En débarquant chez les producteurs ce printemps, le directeur Développement et recherche de produits, Denis Marsan, leur a dit: vous ramenez vos prix à ceux de 2004 ou on n'achète pas!

Comme l'explique, en version non décantée, une autre source de la SAQ: «On estime que l'on s'est fait f... en 2007 pour une année ordinaire, pas question de continuer comme ça. Il fallait envoyer un message clair pour que l'on revienne à des prix réalistes.»

Nous ne sommes pas tout à fait revenus aux prix des 2004, mais nous sommes bien loin des extravagances observées à partir de 2005.

Voyez un peu ce que ça donne:

> Cos d'Estournel (une référence viticole et mercantile): 129$ en 2004; 275$ en 2005; 159$ en 2008;

> Cheval Blanc: 399$ en 2004; 1099$ en 2005; 795$ en 2008;

> Petrus: 595$ en 2004; 1299$ en 2005; 795$ en 2008;

> Ausone: 399$ en 2004; 1299$ en 2005; 895$ en 2008;

> Haut-Brion: 265$ en 2004; 1299$ en 2005; 345$ en 2008;

> Pontet-Canet: 75$ en 2004; 115$ en 2005; 119$ en 2008.

La différence, évidemment, est plus marquée pour les très grands vins, dont les prix varient de plusieurs centaines de dollars d'une année à l'autre.

Pour les plus «petits» vins de la hiérarchie bordelaise (enfin, «petits» veut dire ici par rapport aux plus «grands»), on note une augmentation modeste pour les crus classés (ce qui est normal d'une année moyenne vers une bonne année).
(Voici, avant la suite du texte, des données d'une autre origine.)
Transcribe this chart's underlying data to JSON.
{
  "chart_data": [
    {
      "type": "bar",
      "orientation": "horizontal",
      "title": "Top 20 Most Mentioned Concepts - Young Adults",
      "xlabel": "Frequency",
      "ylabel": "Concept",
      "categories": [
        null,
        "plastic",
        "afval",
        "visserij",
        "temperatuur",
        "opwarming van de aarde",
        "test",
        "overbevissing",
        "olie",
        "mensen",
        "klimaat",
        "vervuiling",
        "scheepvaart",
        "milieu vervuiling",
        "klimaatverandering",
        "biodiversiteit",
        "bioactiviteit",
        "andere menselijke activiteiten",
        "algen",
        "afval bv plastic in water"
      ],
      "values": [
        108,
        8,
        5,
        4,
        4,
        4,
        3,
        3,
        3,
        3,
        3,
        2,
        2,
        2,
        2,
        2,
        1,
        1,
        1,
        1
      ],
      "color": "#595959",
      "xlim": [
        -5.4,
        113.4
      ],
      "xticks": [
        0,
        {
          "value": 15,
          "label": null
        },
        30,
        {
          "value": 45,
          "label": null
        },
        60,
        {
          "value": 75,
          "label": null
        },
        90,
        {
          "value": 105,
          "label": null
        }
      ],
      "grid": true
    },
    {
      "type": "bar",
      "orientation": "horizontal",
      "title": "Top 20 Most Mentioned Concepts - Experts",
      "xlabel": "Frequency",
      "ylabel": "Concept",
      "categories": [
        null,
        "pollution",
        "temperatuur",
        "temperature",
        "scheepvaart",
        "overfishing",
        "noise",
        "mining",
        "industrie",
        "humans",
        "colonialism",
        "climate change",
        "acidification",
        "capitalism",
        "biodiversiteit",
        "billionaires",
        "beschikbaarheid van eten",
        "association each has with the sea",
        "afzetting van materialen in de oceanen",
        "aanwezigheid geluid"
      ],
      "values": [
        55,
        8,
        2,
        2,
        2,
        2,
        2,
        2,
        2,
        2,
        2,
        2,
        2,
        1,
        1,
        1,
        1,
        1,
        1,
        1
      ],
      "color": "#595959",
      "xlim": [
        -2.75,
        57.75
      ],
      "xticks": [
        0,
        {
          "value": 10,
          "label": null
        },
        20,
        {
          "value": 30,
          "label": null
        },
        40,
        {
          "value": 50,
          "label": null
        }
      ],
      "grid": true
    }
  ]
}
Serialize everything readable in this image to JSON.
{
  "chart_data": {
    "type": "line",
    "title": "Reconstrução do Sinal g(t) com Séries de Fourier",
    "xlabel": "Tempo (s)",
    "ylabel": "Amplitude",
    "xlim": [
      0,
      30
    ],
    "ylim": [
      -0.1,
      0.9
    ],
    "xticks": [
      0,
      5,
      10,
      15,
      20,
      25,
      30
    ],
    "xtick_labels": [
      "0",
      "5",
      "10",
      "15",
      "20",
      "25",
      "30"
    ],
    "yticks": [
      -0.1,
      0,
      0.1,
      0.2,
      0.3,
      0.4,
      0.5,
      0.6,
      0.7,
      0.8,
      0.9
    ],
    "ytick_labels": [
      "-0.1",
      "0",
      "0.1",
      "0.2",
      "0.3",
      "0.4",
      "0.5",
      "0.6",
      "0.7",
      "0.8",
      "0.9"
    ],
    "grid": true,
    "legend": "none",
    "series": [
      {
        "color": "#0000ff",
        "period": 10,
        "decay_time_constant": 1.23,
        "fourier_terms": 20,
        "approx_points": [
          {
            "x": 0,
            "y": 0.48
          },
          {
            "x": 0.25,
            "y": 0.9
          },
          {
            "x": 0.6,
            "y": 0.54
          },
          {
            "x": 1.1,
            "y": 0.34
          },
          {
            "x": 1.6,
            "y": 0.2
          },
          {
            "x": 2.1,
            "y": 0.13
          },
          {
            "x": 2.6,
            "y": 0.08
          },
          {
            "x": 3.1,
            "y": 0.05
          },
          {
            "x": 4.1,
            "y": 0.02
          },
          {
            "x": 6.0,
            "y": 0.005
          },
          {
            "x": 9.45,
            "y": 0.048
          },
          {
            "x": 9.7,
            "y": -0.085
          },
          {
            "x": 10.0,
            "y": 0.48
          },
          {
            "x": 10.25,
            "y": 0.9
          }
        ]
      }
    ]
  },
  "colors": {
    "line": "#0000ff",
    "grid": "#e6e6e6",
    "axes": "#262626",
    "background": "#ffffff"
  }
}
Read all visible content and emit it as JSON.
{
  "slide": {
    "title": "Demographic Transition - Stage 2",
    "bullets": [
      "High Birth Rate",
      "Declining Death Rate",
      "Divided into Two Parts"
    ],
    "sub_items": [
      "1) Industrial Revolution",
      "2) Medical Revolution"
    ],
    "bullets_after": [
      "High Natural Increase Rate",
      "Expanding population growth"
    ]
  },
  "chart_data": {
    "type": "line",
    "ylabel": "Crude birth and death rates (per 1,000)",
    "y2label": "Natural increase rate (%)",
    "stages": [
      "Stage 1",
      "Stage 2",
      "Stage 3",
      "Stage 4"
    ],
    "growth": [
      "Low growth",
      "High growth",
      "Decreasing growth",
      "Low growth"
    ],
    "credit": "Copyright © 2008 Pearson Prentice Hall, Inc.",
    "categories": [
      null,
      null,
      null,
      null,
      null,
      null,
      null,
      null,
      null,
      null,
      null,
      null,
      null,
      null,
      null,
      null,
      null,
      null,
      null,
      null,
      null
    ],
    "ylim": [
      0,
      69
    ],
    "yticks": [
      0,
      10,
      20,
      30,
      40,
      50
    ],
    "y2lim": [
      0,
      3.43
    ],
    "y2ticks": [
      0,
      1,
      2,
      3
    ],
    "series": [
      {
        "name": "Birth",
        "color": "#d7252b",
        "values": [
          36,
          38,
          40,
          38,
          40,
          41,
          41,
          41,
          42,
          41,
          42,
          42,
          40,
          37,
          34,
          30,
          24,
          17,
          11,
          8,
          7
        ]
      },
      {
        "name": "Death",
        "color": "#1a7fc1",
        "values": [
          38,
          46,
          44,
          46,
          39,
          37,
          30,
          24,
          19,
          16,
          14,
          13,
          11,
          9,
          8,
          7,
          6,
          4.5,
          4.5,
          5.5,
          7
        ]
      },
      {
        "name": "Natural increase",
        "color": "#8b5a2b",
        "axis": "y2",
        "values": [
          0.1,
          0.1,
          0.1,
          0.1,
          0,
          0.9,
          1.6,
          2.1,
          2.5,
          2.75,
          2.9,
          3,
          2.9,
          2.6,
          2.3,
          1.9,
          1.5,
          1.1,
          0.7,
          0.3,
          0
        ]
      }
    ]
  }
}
Un échelon plus bas, celui des vins sans titre aristocratique, la baisse des prix est spectaculaire. Tant mieux. On en reparle la semaine prochaine dans cette chronique.

Moins de vin

> Georges Duboeuf, Saint-Véran 2007 (Code SAQ: 00134742) 19,75$

Ce vin-là est tellement vendu au Québec que c'est devenu presque ringard de l'acheter. J'y ai pourtant retrempé les lèvres récemment. Pour le prix, rien à redire. Classique et fiable. Un peu plus fin, plus subtil et un peu plus cher: Louis Jadot, Saint-Véran, Combe aux Jacques 2008 (Code SAQ: 00597591) 21,25$.